28 Aug 2019 14:30pm
By Isabel Bento
YOKOHAMA, 28 AUG (NAMPA) Namibias First Lady, Monica Geingos said that in order for gender-based violence (GBV) to come to an end, violence in society should first be reduced.
Geingos was speaking during the high level event co-organised by the United Nations Population Fund (UNFPA) and the Organisation of African First Ladies for Development (OAFLAD), in collaboration with the African Union (AU) in Yokohama, Japan on Wednesday.
A violence-free society will definitely lead to a GBV-free nation and we need to start by eliminating violence in order to fight GBV, said Geingos.
She also urged for GBV victims to be heard and believed when telling their GBV stories.
The event took place on the side-lines of the ongoing Seventh Tokyo International Conference on African Development taking place at the Pacifico Yokohama Conference Centre in Yokohama.

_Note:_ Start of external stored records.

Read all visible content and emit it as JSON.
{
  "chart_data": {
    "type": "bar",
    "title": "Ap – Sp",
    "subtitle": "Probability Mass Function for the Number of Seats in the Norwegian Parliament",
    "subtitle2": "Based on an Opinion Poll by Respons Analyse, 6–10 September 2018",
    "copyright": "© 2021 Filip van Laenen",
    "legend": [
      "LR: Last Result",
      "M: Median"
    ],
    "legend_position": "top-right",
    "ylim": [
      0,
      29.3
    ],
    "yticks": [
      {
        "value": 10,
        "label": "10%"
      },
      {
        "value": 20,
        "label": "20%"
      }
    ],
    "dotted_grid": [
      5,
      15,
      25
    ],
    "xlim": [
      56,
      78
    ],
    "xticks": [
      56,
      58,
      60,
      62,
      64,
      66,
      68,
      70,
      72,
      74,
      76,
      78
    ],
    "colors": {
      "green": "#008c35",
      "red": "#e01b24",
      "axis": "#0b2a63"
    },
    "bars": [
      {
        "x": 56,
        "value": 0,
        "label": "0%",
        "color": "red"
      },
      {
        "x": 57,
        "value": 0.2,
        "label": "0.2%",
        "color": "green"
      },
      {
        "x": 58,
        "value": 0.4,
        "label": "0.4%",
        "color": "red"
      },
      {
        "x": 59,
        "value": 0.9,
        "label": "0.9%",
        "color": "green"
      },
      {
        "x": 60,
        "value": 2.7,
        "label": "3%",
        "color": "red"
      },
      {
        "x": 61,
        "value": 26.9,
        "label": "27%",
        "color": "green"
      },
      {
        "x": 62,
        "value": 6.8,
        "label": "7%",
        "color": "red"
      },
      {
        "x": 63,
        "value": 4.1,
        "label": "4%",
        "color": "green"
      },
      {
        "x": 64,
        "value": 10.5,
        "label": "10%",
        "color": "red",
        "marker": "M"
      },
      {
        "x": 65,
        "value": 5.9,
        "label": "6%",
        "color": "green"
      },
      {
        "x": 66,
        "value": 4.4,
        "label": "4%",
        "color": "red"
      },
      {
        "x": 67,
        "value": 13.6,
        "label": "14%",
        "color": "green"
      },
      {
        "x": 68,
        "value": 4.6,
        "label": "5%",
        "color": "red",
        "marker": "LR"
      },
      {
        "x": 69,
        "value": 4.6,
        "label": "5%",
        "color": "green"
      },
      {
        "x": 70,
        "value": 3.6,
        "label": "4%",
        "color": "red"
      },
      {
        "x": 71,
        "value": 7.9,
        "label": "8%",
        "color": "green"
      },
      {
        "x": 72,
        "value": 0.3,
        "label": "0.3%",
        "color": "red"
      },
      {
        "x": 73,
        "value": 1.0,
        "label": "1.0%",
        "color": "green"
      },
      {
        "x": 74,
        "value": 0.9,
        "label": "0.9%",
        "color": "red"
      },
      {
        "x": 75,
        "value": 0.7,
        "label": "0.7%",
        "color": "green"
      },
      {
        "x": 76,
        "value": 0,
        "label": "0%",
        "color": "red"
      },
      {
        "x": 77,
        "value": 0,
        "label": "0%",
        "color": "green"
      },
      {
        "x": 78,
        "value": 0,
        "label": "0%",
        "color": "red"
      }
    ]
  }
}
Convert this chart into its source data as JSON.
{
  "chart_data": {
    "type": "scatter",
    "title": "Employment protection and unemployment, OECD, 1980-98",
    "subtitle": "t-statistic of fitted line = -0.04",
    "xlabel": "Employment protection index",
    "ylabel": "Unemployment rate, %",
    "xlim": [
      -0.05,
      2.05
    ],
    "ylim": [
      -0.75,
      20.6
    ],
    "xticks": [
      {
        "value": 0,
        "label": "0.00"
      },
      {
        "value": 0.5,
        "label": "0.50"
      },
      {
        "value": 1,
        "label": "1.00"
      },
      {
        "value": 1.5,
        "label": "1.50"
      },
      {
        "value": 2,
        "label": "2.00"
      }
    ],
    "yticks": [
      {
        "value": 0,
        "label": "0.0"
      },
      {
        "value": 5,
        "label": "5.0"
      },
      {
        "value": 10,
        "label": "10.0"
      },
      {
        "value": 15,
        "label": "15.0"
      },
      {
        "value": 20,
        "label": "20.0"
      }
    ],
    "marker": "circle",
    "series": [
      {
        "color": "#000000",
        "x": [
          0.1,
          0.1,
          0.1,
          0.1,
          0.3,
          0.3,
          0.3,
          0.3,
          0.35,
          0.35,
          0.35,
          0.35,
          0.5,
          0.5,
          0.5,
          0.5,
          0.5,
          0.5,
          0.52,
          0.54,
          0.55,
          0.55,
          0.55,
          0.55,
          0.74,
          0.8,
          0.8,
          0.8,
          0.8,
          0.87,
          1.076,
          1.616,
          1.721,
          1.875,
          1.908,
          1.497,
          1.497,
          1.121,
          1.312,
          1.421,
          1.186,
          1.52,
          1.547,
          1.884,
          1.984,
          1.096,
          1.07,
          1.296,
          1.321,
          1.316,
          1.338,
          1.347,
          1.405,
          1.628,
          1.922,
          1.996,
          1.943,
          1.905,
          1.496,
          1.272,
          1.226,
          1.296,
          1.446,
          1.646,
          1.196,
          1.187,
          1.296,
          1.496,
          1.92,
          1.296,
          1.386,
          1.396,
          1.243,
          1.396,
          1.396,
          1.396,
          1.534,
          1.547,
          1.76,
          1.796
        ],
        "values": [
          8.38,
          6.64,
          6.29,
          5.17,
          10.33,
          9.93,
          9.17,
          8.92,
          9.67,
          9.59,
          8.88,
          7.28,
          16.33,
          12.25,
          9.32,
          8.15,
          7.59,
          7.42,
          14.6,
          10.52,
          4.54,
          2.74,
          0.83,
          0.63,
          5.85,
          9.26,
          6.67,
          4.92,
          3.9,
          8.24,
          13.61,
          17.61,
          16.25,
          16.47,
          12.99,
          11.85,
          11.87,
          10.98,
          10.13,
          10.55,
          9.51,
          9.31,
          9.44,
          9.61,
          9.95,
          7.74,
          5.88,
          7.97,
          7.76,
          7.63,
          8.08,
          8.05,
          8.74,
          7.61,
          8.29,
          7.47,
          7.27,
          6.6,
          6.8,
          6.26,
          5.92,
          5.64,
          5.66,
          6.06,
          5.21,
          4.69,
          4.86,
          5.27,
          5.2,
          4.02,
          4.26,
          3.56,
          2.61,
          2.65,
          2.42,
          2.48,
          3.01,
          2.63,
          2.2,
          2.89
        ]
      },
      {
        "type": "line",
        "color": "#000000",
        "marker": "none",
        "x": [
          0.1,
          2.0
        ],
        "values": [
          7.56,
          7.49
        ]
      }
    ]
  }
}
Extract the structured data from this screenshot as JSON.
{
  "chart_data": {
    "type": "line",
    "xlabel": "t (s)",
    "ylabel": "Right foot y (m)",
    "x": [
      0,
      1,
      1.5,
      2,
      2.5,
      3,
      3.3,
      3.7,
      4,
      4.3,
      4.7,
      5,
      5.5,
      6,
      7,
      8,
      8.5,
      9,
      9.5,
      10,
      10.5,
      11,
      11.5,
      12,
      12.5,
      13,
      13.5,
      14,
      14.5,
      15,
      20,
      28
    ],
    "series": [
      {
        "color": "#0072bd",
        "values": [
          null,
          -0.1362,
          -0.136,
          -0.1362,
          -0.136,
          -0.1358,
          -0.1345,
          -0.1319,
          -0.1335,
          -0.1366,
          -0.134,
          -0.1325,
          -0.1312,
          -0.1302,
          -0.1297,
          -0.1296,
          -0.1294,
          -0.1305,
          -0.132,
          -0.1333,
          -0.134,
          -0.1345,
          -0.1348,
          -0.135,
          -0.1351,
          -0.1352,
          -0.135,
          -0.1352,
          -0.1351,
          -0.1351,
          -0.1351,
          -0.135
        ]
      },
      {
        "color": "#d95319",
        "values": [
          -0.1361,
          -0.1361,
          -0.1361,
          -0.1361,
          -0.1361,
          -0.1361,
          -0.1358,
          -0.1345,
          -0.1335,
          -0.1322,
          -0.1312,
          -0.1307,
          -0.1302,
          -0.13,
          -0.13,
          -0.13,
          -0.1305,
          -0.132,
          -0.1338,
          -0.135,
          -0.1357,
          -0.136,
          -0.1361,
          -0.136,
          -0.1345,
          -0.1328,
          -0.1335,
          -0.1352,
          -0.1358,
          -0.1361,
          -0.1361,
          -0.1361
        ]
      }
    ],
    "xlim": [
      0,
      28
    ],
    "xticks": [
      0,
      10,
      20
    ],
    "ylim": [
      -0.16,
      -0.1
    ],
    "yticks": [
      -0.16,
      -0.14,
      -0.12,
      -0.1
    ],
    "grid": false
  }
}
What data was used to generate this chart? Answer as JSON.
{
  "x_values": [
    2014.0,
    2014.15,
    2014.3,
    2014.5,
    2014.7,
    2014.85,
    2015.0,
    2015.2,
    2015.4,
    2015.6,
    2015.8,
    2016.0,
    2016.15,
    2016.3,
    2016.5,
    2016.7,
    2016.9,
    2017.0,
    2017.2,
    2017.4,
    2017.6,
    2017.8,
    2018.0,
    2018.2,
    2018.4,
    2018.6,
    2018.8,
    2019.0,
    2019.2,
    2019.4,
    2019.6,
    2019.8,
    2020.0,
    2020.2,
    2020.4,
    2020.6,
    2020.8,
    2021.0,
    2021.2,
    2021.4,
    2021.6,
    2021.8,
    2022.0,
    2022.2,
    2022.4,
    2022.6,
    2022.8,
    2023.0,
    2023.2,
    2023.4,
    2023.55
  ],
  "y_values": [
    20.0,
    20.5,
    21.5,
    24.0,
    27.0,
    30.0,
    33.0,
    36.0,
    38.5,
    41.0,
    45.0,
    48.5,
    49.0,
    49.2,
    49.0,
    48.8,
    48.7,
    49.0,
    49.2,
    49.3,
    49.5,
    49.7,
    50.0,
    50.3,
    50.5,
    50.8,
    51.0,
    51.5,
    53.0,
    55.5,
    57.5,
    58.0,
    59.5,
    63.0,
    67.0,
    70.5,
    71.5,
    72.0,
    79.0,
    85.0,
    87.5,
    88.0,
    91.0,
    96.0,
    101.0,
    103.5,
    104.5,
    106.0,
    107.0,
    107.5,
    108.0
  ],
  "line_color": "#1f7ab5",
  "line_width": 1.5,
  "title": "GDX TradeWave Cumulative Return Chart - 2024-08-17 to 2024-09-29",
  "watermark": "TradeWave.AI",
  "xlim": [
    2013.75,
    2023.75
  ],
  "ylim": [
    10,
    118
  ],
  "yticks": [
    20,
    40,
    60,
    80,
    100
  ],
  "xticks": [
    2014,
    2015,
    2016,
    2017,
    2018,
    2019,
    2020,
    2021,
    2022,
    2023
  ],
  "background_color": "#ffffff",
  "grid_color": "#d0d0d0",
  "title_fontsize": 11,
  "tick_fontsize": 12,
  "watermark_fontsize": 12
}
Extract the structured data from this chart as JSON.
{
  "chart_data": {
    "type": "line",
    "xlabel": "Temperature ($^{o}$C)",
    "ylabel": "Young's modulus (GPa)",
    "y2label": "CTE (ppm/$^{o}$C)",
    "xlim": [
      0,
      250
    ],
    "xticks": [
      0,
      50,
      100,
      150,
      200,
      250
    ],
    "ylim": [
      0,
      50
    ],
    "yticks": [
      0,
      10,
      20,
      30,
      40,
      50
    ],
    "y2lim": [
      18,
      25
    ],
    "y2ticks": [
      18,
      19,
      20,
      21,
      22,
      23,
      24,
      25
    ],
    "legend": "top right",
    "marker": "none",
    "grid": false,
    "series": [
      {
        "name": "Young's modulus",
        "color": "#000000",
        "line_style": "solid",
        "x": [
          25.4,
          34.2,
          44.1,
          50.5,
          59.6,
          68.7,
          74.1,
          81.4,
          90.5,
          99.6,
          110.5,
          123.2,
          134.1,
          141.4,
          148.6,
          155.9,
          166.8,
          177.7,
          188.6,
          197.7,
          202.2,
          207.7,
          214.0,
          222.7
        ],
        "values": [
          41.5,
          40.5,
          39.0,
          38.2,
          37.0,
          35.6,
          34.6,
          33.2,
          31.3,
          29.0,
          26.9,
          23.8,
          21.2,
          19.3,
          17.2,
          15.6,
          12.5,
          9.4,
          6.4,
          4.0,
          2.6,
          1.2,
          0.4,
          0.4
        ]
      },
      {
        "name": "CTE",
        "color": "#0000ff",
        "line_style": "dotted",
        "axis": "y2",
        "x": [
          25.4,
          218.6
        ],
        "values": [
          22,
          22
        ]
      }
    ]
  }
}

OAFLAD is currently led by the First Lady of Burkina Faso, Adjoavi Sika Kabore, deputised by her Kenyan counterpart Margaret Kenyatta as vice-president.
It is an advocacy organisation where First Ladies of Africa seek to leverage their unique position to advocate for policies that make health services accessible and laws that boost women and youth empowerment.
Kabore emphasised the organisations aim to achieve a zero-GBV Africa in the future and appealed on the nations to work hand-in-hand for the benefit of everyone.
United Nations Under-Secretary General and UNFPA Executive Director, Dr Natalia Kanem said the organisation is working tirelessly to help girls stay in school and end female genital mutilation and child marriages and while at it, get leaders and stakeholders to help achieve these goals.
Although progress is being made on ending female gender mutilation, these issues all need to be addressed from the grassroots, Kanem stressed.
The First Ladies of Africa organisation tries to reinforce favourable policies and programmes through advocacy, resource mobilisation and development of partnerships with all stakeholders at all levels.
They also engage in various community-level activities to sensitise communities and create awareness on health risks and policies.